La conducta Cavendish, por Lázaro Covadlo desde Cataluña
Sigo viendo pasar el gato gris tras los cristales que separan mi estudio de el balcón. Nos miramos con fijeza un instante y luego él sigue su camino. Me pregunto si está investigando mi conducta. Puede que sea un gato explorador, yo lo fui alguna vez. Tal vez aún lo sea. Los humanos exploramos por diferentes motivos, entre los que no se descarta la búsqueda de la felicidad. En incontables ocasiones las gentes hacen y deshacen por simple afán de experimentar. Quizá la experimentación es, en sí misma, un motivo de felicidad. Mis pensamientos me llevan a Henry Cavendish, que nació el 10 de octubre de 1731 y murió el 24 de febrero de 1810. Aprovecho pues que no se cumple ninguna fecha redonda con respecto al sabio británico -esas que tanto menosprecia Enrique Vila-Matas- para escribir acerca de él.

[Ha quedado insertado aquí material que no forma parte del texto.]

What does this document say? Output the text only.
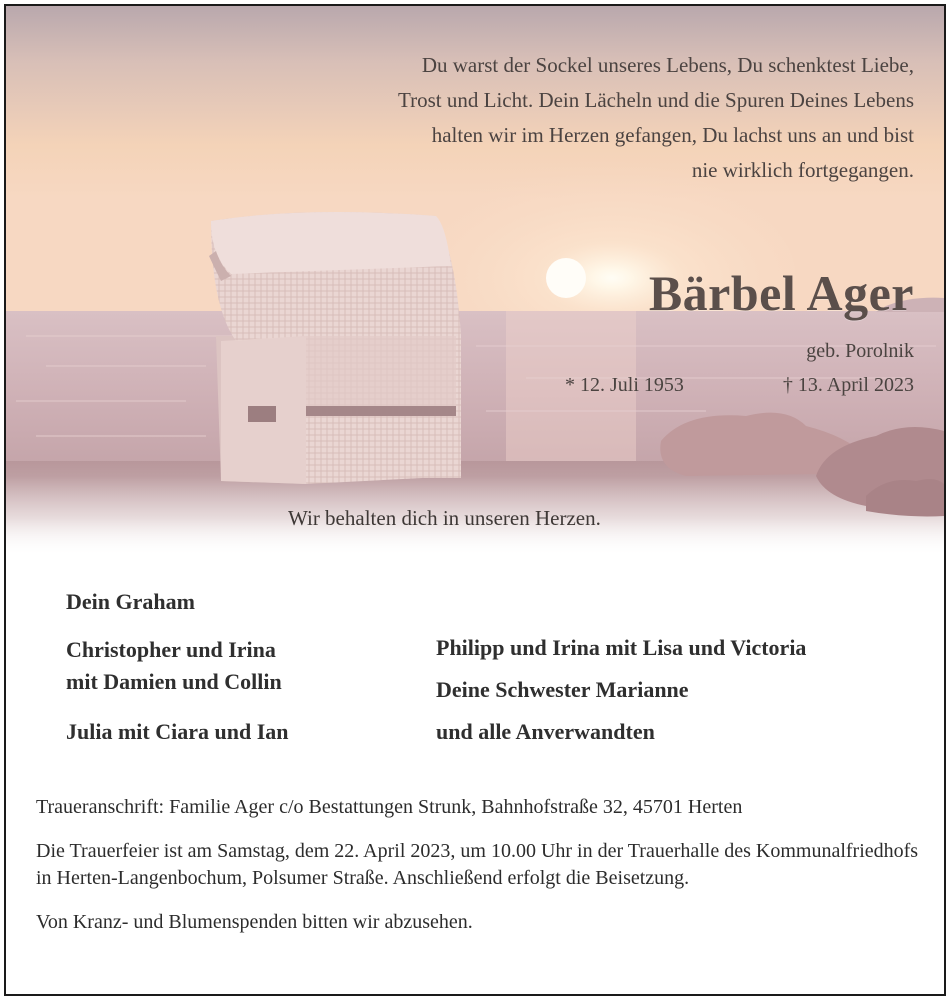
Du warst der Sockel unseres Lebens, Du schenktest Liebe,
Trost und Licht. Dein Lächeln und die Spuren Deines Lebens
halten wir im Herzen gefangen, Du lachst uns an und bist
nie wirklich fortgegangen.
Bärbel Ager
geb. Porolnik
* 12. Juli 1953	† 13. April 2023
Wir behalten dich in unseren Herzen.
Dein Graham
Christopher und Irina
mit Damien und Collin
Julia mit Ciara und Ian
Philipp und Irina mit Lisa und Victoria
Deine Schwester Marianne
und alle Anverwandten

Traueranschrift: Familie Ager c/o Bestattungen Strunk, Bahnhofstraße 32, 45701 Herten

Die Trauerfeier ist am Samstag, dem 22. April 2023, um 10.00 Uhr in der Trauerhalle des Kommunalfriedhofs in Herten-Langenbochum, Polsumer Straße. Anschließend erfolgt die Beisetzung.

Von Kranz- und Blumenspenden bitten wir abzusehen.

Quiero decir de Cavendish.En 1766, a la edad de 25 años, Cavendish presentó ante la Royal Society los primeros resultados obtenidos gracias a la reacción de un ácido sobre un metal. El producto de su experimento era un gas: el hidrógeno. Años después determinó la cohesión de variados gases y estableció la correspondencia entre las densidades del hidrógeno y el aire; descubrió también que el agua no es un elemento, y fijó la composición de la atmósfera al sintetizarla por combustión de hidrógeno en aire. Seguidamente experimentó con descargas eléctricas en mezclas de nitrógeno y oxígeno, y así fue como descubrió la composición del ácido nítrico y la existencia del gas noble argón. Sin embargo, el resultado de mayor importancia lo consiguió con el experimento que lleva su nombre, el cual se basa en el empleo de una balanza de torsión. De esta manera pudo calcular la fuerza de atracción entre las dos bolas situadas en ambos extremos.

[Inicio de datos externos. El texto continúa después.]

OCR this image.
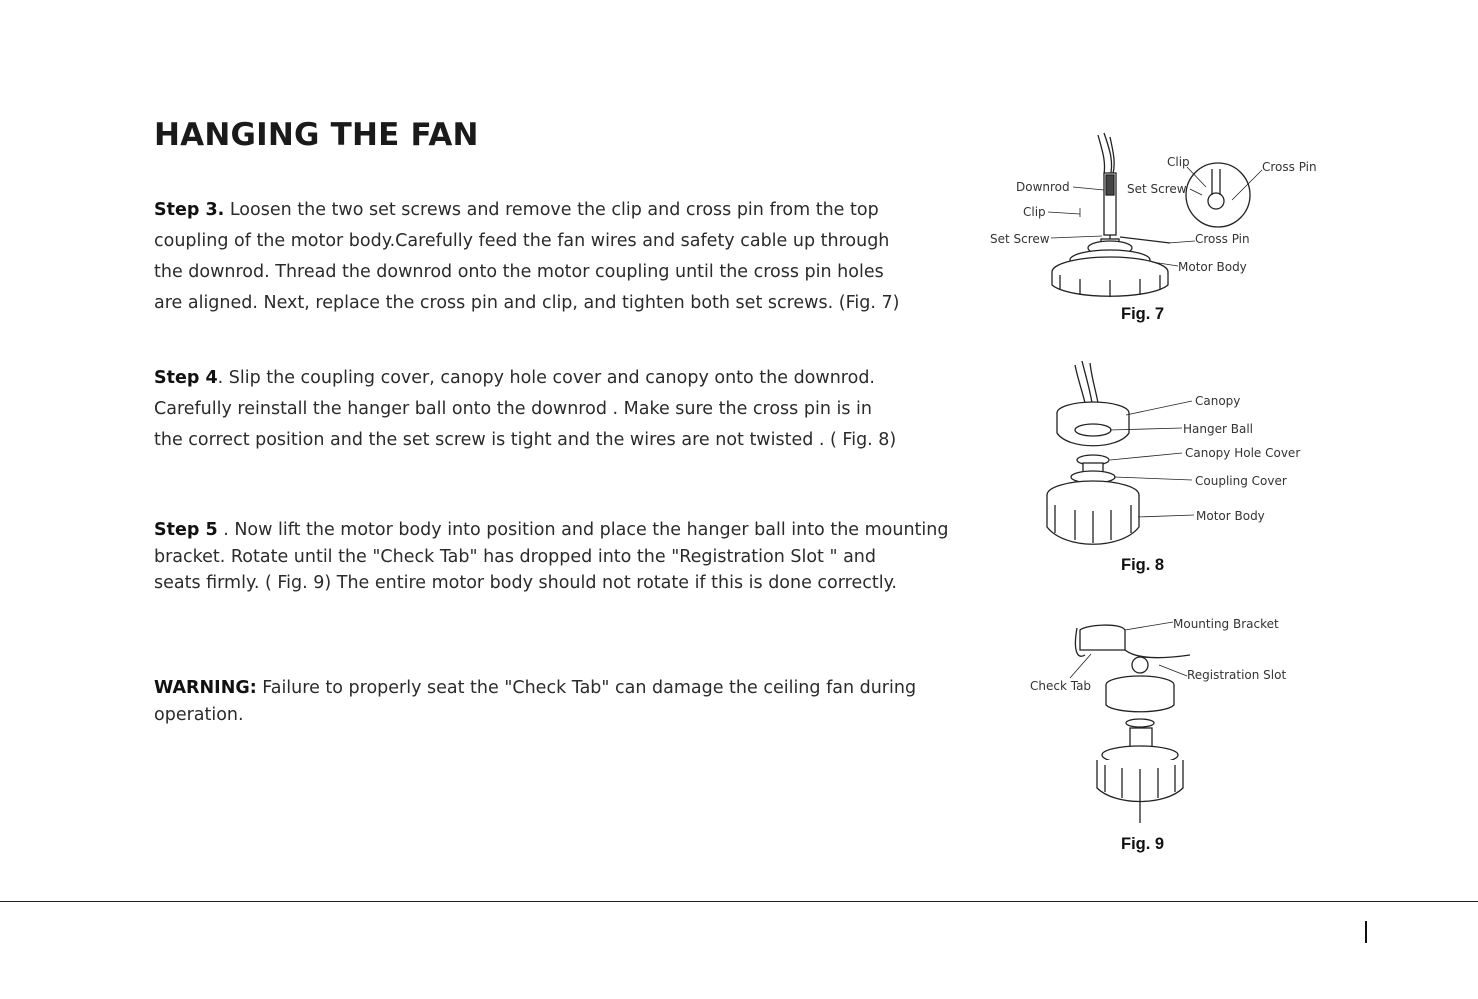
HANGING THE FAN

Step 3. Loosen the two set screws and remove the clip and cross pin from the top
coupling of the motor body.Carefully feed the fan wires and safety cable up through
the downrod. Thread the downrod onto the motor coupling until the cross pin holes
are aligned. Next, replace the cross pin and clip, and tighten both set screws. (Fig. 7)

Step 4. Slip the coupling cover, canopy hole cover and canopy onto the downrod.
Carefully reinstall the hanger ball onto the downrod . Make sure the cross pin is in
the correct position and the set screw is tight and the wires are not twisted . ( Fig. 8)

Step 5 . Now lift the motor body into position and place the hanger ball into the mounting
bracket. Rotate until the "Check Tab" has dropped into the "Registration Slot " and
seats firmly. ( Fig. 9) The entire motor body should not rotate if this is done correctly.

WARNING: Failure to properly seat the "Check Tab" can damage the ceiling fan during
operation.

Downrod
Clip
Set Screw
Clip
Set Screw
Cross Pin
Cross Pin
Motor Body
Fig. 7
Canopy
Hanger Ball
Canopy Hole Cover
Coupling Cover
Motor Body
Fig. 8
Mounting Bracket
Registration Slot
Check Tab
Fig. 9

Todos aquellos logros no debieran ocultar que fue uno de los fundadores de la moderna ciencia de la electricidad (propuso la ley de atracción entre cargas eléctricas, utilizó el concepto de potencial eléctrico, y determinó experimentalmente la constante gravitatoria, lo que posibilitó el cálculo de la densidad y la masa terrestres). Ahora bien, debe tenerse en cuenta que el sabio no solía contar con los instrumentos adecuados, por lo que para medir la fuerza de una corriente eléctrica no tenía más remedio que hacerlo de forma directa, sometiéndose a la corriente de la carga a fin de apreciar, por la intensidad del dolor, cuál era la potencia. Así y todo, llegó a vivir casi 80 años.

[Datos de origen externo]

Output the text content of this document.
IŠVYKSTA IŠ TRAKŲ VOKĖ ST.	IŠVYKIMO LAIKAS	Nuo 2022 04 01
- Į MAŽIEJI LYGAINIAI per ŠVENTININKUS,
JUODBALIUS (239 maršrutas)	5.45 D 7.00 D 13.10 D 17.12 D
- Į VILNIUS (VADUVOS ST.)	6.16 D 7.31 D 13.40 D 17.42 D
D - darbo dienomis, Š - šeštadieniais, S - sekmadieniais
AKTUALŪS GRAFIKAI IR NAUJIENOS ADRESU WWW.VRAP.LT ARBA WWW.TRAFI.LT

Hay personas que necesitan experimentar en carne propia. Es lo que se llama «Conducta Cavendish». Yo mismo, de pequeño, había tenido la ocurrencia de meter los dedos en el enchufe: 220 voltios de corriente alterna. No una sola vez. Volví a repetirlo en otro par de ocasiones. La tercera fue la vencida: quedé adherido al flujo eléctrico, que no quería soltarme, y si no hubiese sido arrancado por mi padre, con auxilio de un palo de escoba, no lo estaría contado. Conducta Cavendish.